A few weeks ago, I was fortunate enough to visit an old friend at Google, NY. Now why is that interesting? Because I call Tomer “An old friend” despite the fact that I had never met him. “Wow, you have a strange definition of friend” is probably what you’re thinking. Could very well be, but if you think about the nature of friendship, you will quickly realize that a friend is someone you learn from, someone you share experiences with, and someone you respect and, well, like. Such is Tomer.
I have been following Tomer for years on the social web and consistently learning new and interesting things from his expertise. So when I found out that I was gong to be visiting NYC, it was clear to me that we would need to meet up. And so we did. At Google, NY. Below is the interview I conducted with Tomer, both in text and video.
1: Who is Tomer Sharon? Give me your background.
I preach and teach user research at Treehouse and General Assembly and hold a master’s degree in Human Factors in Information Design from Bentley University in Waltham, MA. I am @tsharon on Twitter. I relocated from Israel to the US in 2007 and I am a loving husband to Iris and proud father to Segev, Sella, and Alma.
2: What is a UX Researcher and why is it important for a company and that company’s customers?
A UX Researcher is someone who is providing insights into product users, their perspectives, and abilities to the right people at the right time. A UX Researcher helps strategize, execute, and assess products before, during, and after development, respectively.
A researcher helps answer three types of questions: What do people need?

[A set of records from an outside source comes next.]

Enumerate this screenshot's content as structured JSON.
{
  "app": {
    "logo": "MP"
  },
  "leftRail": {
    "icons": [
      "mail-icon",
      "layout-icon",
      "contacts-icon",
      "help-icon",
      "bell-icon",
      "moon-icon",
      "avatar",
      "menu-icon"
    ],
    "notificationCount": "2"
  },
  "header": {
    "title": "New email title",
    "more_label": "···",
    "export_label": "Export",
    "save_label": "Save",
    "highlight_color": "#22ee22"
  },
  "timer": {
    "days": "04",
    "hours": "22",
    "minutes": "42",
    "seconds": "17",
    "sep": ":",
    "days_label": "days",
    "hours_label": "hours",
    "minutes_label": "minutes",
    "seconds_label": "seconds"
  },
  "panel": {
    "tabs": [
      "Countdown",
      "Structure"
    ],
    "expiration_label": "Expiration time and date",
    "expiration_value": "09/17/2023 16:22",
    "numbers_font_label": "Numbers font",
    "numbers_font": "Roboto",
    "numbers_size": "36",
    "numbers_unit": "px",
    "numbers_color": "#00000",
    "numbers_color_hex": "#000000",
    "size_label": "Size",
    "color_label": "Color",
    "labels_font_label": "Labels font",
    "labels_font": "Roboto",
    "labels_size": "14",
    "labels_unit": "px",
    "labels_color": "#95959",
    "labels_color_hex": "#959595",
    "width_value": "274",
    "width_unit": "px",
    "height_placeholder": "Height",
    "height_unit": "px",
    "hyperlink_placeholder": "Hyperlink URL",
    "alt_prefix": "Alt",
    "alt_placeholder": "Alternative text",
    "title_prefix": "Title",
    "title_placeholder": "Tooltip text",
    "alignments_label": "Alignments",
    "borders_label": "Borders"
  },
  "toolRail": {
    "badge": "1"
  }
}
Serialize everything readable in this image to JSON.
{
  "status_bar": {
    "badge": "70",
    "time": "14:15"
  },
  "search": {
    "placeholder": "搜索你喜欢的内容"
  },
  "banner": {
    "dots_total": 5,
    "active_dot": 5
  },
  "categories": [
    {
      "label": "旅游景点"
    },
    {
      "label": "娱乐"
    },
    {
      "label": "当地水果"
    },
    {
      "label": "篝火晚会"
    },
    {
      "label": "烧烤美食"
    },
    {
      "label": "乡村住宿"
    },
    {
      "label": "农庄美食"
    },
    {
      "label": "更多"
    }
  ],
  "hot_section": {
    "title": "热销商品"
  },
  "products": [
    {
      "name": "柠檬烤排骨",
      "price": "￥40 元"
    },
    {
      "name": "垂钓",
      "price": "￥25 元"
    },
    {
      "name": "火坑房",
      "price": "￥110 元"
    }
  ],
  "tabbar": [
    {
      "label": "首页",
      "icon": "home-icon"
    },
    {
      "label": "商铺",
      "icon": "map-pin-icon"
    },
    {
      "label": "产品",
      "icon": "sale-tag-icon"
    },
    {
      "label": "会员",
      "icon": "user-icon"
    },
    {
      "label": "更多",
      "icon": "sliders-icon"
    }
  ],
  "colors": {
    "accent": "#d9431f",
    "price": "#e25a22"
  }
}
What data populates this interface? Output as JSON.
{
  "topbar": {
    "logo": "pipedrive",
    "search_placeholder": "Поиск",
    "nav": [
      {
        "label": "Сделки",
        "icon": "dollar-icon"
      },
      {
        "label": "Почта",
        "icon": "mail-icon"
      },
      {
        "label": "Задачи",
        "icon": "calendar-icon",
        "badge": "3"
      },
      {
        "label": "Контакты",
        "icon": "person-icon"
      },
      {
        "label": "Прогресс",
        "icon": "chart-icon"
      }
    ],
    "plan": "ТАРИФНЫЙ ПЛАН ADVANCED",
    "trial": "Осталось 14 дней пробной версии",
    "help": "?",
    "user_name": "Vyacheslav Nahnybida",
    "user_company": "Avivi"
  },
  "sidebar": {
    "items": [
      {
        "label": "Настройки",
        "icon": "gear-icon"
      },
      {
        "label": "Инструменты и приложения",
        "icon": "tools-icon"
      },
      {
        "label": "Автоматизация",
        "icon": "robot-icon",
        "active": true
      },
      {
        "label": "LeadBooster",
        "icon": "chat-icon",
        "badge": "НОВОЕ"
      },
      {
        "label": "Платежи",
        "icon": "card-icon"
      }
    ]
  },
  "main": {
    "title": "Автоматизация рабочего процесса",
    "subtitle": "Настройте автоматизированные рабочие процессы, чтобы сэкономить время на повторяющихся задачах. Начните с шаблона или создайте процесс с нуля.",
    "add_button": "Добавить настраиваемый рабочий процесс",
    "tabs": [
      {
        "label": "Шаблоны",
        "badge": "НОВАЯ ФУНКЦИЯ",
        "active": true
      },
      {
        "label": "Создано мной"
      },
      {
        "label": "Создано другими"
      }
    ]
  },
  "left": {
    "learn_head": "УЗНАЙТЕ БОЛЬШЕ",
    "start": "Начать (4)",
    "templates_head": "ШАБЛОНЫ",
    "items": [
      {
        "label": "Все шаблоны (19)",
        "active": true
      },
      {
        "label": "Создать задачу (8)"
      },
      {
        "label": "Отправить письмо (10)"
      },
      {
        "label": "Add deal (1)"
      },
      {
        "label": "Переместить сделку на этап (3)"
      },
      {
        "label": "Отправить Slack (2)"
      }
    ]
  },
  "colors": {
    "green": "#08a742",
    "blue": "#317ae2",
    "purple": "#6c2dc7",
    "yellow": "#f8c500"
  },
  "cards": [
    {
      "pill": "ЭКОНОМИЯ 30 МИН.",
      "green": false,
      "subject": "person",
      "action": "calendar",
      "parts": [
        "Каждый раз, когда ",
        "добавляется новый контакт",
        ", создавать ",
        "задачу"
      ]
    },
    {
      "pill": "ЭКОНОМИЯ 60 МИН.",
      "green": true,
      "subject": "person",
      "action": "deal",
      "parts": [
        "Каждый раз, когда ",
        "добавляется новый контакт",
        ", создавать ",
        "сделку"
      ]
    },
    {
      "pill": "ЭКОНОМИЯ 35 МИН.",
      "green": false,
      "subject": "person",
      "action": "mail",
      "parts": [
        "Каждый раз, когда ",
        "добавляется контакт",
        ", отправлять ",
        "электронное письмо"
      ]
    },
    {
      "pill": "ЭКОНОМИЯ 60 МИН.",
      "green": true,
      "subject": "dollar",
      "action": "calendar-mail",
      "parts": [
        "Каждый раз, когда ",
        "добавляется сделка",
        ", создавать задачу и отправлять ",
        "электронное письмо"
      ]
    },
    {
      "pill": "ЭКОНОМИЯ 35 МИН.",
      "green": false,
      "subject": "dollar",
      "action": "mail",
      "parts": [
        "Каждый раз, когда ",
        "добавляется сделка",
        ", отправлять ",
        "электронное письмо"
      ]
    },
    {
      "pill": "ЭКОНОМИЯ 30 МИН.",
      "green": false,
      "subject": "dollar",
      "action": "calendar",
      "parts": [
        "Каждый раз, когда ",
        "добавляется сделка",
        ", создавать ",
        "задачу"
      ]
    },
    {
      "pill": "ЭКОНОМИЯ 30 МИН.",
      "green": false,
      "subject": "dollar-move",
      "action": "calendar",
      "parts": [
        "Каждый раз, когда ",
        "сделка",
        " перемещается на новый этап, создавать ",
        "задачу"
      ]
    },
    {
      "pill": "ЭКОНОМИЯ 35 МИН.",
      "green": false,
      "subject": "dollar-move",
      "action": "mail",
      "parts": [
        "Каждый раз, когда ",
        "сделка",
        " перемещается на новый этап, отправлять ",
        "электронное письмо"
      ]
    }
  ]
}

What do people want? (often very different than what they need), and Can people use the thing?
If a company want to jump on the UX bandwagon, then research is a key aspect of it. If organizations wish to avoid developing beautiful, usable products nobody needs, research is important.
For customers, research is key because it helps making sure products are useful and usable.
Although some UX people think their role is THE most important, great products come from great collaboration between Engineering, Marketing, Product Management, and other disciplines that are as important as UX.
3: Three rules that make good UX, and today with the prevalence of smartphones, a focus on mobile UX is key:
- Be humble: what you “know” to be true is not necessarily so. UX research is there to help you get to the truth about users and what they need. You are not the user (nor are your mother, father, siblings, friends, and colleagues) so never say, “I as a user think that…”. These are faith-based hallucinations.
- Never stop educating yourself about UX: read a book or two, not just blog or social media posts about UX. My picks: UX for Lean Startups by Laura Klein andInterviewing Users by Steve Portigal. My book can also be helpful. So does my monthly newsletter.
- Solve a problem people really care about: Design and UX are not just about how a product looks and works. It’s also about the problem it attempts to solve. If your product doesn’t solve a problem people care about, it is most likely your business fails. You’ll waste your money, you’ll spend time you can never get back, and you’ll be taking a huge risk.
4: How does Israel compare to NYC, as far as the tech scene is concerned?
I can blabber about the tech scenes in Israel and NYC but the truth is that I don’t really know. It seems to me both scenes are lively, active, and growing yet I am not aware of any data to support a comparison. So geeky and researchy of me, but that’s who I am…
5: So… What phone do you use and why? Putting aside, Google and Android, do you think Android is where it needs to be, UX-wise?
I use both a Nexus 5 and iPhone 6 Plus. I also use a Nexus tablet, an iPad, and a Samsung Gear Live smartwatch. Each has its own design and UX pros and cons. As a user advocate I can say competition, especially strong competition, is great for users. It makes each product company work hard for users and these are very good news for people. Google sees mobile UX as a critical vehicle to focus on the user. We truly believe all else will follow.
6: How do you cope with the huge shift from the web to mobile?
When I authored my first book in 2010-2011, I worked on a laptop and desktop. Today, I’m authoring my second book on a tablet and recently switched to a phone. I think we are extremely fortunate to live in a time of such great shifts and development in technology. It is pretty amazing to remember myself as a teenager sitting in front of a huge TV monitor connected to a 4 lbs (1.8 kg) Commodore 64, compared to my kids today who hardly ever sit in front of a computer screen and spend most of their screen time with a mobile device, including for consumption of TV shows and movies. I cope with it very well and am anxious to see (and be a part of) what’s next.